Search code examples
phpdomcurlweb-crawlerdomcrawler

How to make crawling and extracting data in each pager links?


I want to extract all the attributes name="" of a website,

example html

<div class="link_row">
    <a href="" class="listing_container" name="7777">link</a>
</div>

I have the following code:

<?php
$html = new DOMDocument();
@$html->loadHtmlFile('http://www.onedomain.com/plus?ca=11_c&o=1');
$xpath = new DOMXPath( $html );
$nodelist = $xpath->query( "//div[@class='link_row']/a[@class='listing_container']/@name" );
foreach ($nodelist as $n){
    echo $n->nodeValue."\n<br>";
}
?>

Result is:

7777

This code is working fine, but need not be limited to one pager number.

http://www.onedomain.com/plus?ca=11_c&o=1 pager attr is "o=1"

I would like once you finish with o=1, follow with o=2 to my variable defined $last=556 is equal http://www.onedomain.com/plus?ca=11_c&o=556

Could you help me? What is the best way to do it?

Thanks


Solution

  • Use a for (or while) loop.

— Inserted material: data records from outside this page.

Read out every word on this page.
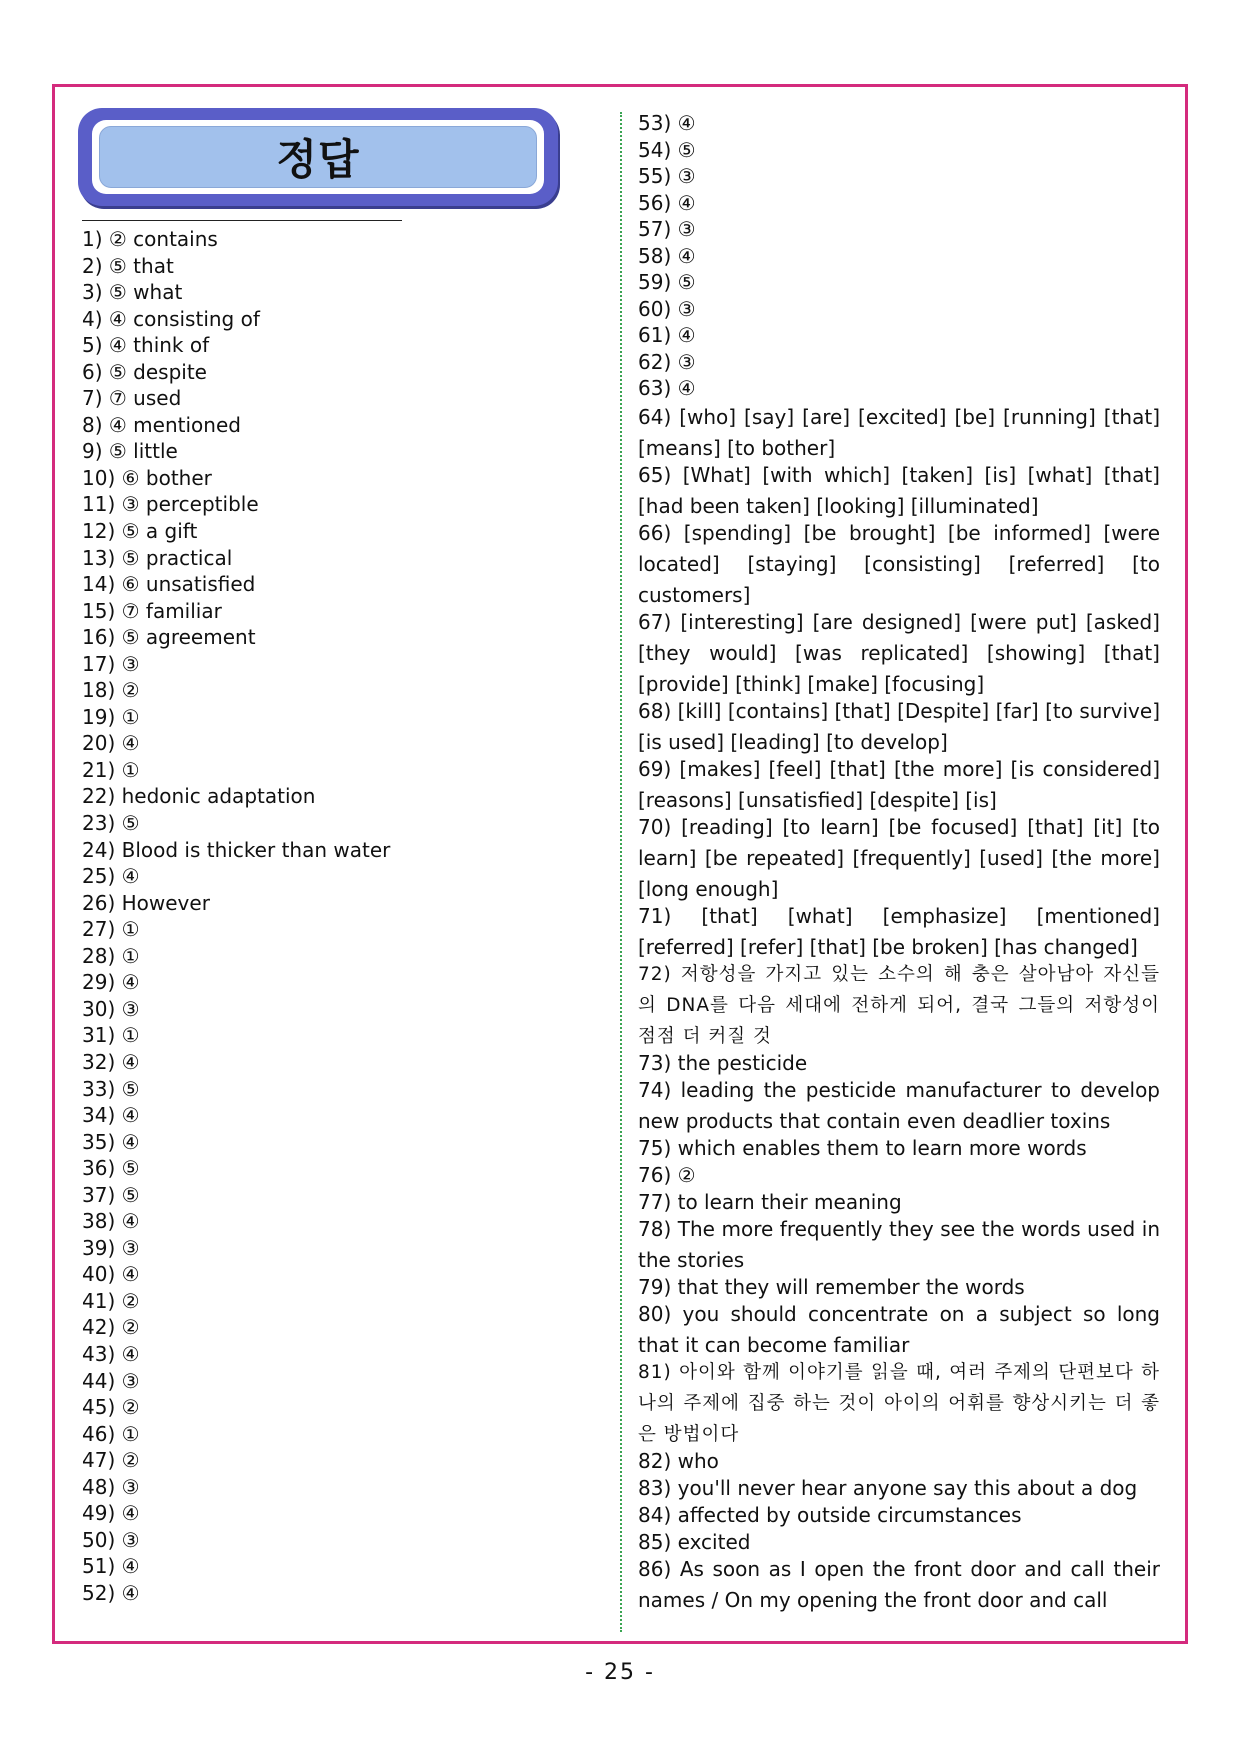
정답
1) ② contains
2) ⑤ that
3) ⑤ what
4) ④ consisting of
5) ④ think of
6) ⑤ despite
7) ⑦ used
8) ④ mentioned
9) ⑤ little
10) ⑥ bother
11) ③ perceptible
12) ⑤ a gift
13) ⑤ practical
14) ⑥ unsatisfied
15) ⑦ familiar
16) ⑤ agreement
17) ③
18) ②
19) ①
20) ④
21) ①
22) hedonic adaptation
23) ⑤
24) Blood is thicker than water
25) ④
26) However
27) ①
28) ①
29) ④
30) ③
31) ①
32) ④
33) ⑤
34) ④
35) ④
36) ⑤
37) ⑤
38) ④
39) ③
40) ④
41) ②
42) ②
43) ④
44) ③
45) ②
46) ①
47) ②
48) ③
49) ④
50) ③
51) ④
52) ④
53) ④
54) ⑤
55) ③
56) ④
57) ③
58) ④
59) ⑤
60) ③
61) ④
62) ③
63) ④
64) [who] [say] [are] [excited] [be] [running] [that] [means] [to bother]
65) [What] [with which] [taken] [is] [what] [that] [had been taken] [looking] [illuminated]
66) [spending] [be brought] [be informed] [were located] [staying] [consisting] [referred] [to customers]
67) [interesting] [are designed] [were put] [asked] [they would] [was replicated] [showing] [that] [provide] [think] [make] [focusing]
68) [kill] [contains] [that] [Despite] [far] [to survive] [is used] [leading] [to develop]
69) [makes] [feel] [that] [the more] [is considered] [reasons] [unsatisfied] [despite] [is]
70) [reading] [to learn] [be focused] [that] [it] [to learn] [be repeated] [frequently] [used] [the more] [long enough]
71) [that] [what] [emphasize] [mentioned] [referred] [refer] [that] [be broken] [has changed]
72) 저항성을 가지고 있는 소수의 해 충은 살아남아 자신들의 DNA를 다음 세대에 전하게 되어, 결국 그들의 저항성이 점점 더 커질 것
73) the pesticide
74) leading the pesticide manufacturer to develop new products that contain even deadlier toxins
75) which enables them to learn more words
76) ②
77) to learn their meaning
78) The more frequently they see the words used in the stories
79) that they will remember the words
80) you should concentrate on a subject so long that it can become familiar
81) 아이와 함께 이야기를 읽을 때, 여러 주제의 단편보다 하나의 주제에 집중 하는 것이 아이의 어휘를 향상시키는 더 좋은 방법이다
82) who
83) you'll never hear anyone say this about a dog
84) affected by outside circumstances
85) excited
86) As soon as I open the front door and call their names / On my opening the front door and call
- 25 -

I don't see $last in your provided code so I've statically set the max value plus one.

    $html = new DOMDocument();
    for($i =1; $i < 557; $i++) {
        @$html->loadHtmlFile('http://www.onedomain.com/plus?ca=11_c&o=' . $i);
        $xpath = new DOMXPath( $html );
        $nodelist = $xpath->query( "//div[@class='link_row']/a[@class='listing_container']/@name" );
        foreach ($nodelist as $n){
            echo $n->nodeValue."\n<br>";
        }
    }
    

    Simpler example:

    for($i =1; $i < 557; $i++) {
        echo $i;
    }
    

    http://php.net/manual/en/control-structures.for.php